How likely is it that a fully supernatural being came down to earth and raised people from the dead, fed thousands, and performed healings? How would you even estimate such a thing? A historian has to look for the most probably explanation, given any miracle there exist dozens of more probable explanations than "it really happened". Hence there is no reason to give "it really happened" a high position on the considerations list.

DeConick and others are saying is that all the evidence we have isn't sufficient to meet the standards we require for belief that our laws of nature were violated. She's not trying to prove that miracles didn't happen, she is simply saying I'm going to assume they didn't happen and conduct the investigation from there.
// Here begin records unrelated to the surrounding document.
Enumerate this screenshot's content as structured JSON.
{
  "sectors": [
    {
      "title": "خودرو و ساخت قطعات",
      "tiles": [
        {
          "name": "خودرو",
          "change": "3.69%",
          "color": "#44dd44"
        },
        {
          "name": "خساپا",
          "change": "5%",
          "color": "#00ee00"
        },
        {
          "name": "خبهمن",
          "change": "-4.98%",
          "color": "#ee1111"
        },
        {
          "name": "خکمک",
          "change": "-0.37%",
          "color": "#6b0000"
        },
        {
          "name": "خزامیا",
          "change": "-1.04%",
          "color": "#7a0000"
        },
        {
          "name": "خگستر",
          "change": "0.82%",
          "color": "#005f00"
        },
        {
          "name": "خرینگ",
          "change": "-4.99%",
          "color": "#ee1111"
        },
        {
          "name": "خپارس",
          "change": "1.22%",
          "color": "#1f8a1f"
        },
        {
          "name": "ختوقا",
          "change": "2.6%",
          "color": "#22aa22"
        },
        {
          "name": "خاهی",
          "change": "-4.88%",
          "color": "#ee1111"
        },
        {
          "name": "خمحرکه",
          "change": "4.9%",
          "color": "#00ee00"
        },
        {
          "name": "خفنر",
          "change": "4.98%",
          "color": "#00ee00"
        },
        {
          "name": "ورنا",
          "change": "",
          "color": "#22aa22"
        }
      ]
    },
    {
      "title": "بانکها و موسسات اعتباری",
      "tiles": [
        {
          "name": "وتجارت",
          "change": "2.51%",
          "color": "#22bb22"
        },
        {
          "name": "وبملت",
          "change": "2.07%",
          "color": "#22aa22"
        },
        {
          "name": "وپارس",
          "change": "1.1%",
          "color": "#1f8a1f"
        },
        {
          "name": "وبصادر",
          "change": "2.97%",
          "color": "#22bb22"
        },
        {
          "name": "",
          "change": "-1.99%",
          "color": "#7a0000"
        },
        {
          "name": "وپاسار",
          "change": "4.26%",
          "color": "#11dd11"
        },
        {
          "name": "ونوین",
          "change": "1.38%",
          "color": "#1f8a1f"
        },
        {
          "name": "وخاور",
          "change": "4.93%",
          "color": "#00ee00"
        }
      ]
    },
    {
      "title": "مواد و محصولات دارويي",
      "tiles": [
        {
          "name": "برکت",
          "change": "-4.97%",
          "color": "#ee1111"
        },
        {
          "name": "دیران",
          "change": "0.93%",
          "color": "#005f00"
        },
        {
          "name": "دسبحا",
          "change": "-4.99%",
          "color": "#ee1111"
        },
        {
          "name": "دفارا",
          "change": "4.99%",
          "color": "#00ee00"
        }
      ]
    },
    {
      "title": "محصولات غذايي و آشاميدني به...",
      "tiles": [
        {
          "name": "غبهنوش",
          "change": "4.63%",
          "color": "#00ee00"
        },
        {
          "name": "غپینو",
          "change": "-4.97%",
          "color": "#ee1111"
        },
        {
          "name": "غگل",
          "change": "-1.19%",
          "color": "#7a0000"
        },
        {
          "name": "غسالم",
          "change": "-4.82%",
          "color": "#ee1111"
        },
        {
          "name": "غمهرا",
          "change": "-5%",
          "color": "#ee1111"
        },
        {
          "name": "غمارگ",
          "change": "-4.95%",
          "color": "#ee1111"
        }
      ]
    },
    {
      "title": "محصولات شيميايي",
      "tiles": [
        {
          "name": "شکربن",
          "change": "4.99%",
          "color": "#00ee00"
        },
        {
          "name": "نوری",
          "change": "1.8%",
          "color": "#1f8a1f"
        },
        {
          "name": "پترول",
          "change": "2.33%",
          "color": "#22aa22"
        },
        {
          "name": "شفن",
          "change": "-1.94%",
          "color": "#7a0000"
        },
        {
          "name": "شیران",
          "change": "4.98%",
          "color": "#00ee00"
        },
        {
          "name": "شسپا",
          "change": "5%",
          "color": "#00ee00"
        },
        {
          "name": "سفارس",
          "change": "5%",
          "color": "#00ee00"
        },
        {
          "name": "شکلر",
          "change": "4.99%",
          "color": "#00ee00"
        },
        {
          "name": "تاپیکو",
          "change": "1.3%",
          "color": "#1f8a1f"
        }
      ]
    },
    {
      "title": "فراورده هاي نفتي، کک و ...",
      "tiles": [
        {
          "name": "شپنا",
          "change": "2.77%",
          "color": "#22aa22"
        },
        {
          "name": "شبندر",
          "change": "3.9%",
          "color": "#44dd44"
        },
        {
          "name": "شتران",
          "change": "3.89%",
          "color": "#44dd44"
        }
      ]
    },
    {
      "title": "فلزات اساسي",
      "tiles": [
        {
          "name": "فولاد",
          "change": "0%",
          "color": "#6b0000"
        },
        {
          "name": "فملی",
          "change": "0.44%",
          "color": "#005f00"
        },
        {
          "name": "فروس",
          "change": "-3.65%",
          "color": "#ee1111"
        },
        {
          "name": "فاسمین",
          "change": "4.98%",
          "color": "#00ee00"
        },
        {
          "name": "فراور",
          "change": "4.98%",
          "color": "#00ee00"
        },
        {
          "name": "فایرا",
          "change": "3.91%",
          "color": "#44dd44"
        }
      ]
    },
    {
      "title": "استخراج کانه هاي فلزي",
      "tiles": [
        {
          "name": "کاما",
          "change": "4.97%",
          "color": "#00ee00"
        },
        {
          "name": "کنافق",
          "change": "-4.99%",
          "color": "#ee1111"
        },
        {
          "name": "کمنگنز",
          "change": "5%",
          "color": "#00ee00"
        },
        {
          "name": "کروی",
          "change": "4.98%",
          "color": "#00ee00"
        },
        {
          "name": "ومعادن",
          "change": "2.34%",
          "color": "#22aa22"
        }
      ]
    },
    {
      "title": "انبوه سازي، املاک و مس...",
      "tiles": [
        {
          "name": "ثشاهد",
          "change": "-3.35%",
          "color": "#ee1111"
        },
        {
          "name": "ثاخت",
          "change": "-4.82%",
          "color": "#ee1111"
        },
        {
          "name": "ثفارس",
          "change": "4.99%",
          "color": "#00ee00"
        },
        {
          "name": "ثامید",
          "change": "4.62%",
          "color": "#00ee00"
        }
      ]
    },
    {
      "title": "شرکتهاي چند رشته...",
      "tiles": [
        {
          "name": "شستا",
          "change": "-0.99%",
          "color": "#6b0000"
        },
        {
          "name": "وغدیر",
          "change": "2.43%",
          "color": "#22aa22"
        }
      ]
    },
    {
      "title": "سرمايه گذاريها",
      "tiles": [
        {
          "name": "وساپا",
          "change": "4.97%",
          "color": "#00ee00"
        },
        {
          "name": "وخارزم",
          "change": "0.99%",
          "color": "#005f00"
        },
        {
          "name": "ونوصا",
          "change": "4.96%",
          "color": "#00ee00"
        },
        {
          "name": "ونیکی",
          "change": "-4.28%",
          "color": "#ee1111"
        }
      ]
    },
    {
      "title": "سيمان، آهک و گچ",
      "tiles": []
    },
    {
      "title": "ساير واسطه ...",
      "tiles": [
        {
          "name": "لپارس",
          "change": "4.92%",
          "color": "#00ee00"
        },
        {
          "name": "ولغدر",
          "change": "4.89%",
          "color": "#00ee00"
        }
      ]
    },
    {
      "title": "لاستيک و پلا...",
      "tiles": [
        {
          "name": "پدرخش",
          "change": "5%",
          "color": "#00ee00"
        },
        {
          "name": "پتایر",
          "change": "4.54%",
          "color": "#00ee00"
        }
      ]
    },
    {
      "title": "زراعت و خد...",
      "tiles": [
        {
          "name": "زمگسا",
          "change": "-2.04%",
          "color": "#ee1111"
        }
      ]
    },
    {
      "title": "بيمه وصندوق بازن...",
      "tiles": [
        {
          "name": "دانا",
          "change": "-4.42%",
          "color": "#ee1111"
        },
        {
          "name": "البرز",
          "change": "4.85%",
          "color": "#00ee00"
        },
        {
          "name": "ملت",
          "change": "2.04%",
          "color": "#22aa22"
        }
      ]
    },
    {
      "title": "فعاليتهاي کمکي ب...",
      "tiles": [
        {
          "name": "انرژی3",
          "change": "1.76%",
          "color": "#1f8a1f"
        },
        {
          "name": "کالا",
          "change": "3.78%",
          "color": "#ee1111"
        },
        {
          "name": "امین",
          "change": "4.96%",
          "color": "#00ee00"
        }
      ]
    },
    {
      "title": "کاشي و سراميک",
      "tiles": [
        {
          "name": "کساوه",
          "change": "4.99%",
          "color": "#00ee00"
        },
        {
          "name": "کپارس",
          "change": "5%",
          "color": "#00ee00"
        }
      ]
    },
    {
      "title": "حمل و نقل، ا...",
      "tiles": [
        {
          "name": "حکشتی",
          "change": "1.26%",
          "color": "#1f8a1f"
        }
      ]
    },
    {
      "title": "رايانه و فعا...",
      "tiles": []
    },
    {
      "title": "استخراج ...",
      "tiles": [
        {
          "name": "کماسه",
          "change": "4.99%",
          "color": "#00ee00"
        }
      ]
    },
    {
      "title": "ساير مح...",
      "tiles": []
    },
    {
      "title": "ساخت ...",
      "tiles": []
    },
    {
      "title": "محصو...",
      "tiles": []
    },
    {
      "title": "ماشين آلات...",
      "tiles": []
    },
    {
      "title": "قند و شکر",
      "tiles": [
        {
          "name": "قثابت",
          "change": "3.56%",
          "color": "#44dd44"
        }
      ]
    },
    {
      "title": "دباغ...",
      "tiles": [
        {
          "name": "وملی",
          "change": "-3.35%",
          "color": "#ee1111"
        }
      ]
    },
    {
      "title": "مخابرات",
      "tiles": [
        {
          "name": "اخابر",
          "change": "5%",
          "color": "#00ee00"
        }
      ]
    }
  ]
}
This isn't a defense of materialism but rather an outline of a historical method that considers materialism a given.

____

Now as for Luke for example being polemic and not history... I'd say this comes directly from the structure of Luke/Acts:
John -> Jesus -> Peter -> Paul. Jesus heals, Paul's laundry heals. Jesus raises the dead, Paul raises the dead.... At the same time the text is clear to tie Paul to Jesus through Peter and make Paul's ties to the Jerusalem church much closer than they appear from the early epistles.

In other words Luke/Acts is structured like an apologetic not a historical work. But those arguments aren't DeConick either they are in all sorts of mainstream and critical scholarship. Again the Jesus project is just assuming them, they consider that aspect of the case proven.

Chester said...

Well done list of rules. I would question the following assumption: "The authors are not neutral. They are writing apology and polemic and propaganda, and they need to be deconstructed as those."

Though the authors may not be "neutral," whatever that means exactly, it does not follow that they are necessarily writing apology, polemics or propaganda. That would be an a priori point of view brought to the text that would bias interpretation. I would argue that such an assumption is itself a prejudice that regards the Bible as purely a defensive work with its primarily focus on indoctrination, or something like that. The Bible is also a "positive" document that seeks to make claims about human experience as it actually is perceived by its writers, which is not to suggest that apology, polemics or propaganda are irrelevant to the text.

For instance, what of the book of Job? While the book of Job can be "deconstructed" in such a manner as you've suggested, I would argue that the main thrust of the text is, in fact, effectively understood as a kind of early form of deconstruction of traditional religion and theology -- especially from the point of view of a victim or scapegoat, which is the main point of deconstruction in most writings today, anyway. From this point of view, it is an attempt to be neutral, in a sense, with regards to being true to human experience as it is being interpreted by a writer or set of writers who have profound concerns about the tradition as they've received it.

In short, the three categories you've listed as to what the Bible "is" are insufficient to understand the Bible as accurately as possible.

CD-Host said...

Hi Chester and welcome to the blog.

I would classify Job as an apology. It is a long argument on the question of, "If God is benevolent and thus wants good, omniscient and thus aware and and potent thus capable of being effectual why do the righteous suffer and the evil prosper". The problem of suffering has always been a core problem with the Jewish/Christian/Islamic view of God.

Note that you are not treating Job as history.

In short, the three categories you've listed as to what the Bible "is" are insufficient to understand the Bible as accurately as possible.

Absolutely correct. DeConick is not trying to understand the bible she is trying to use the bible as an information source about historical study. Its the difference between surgery and dissection.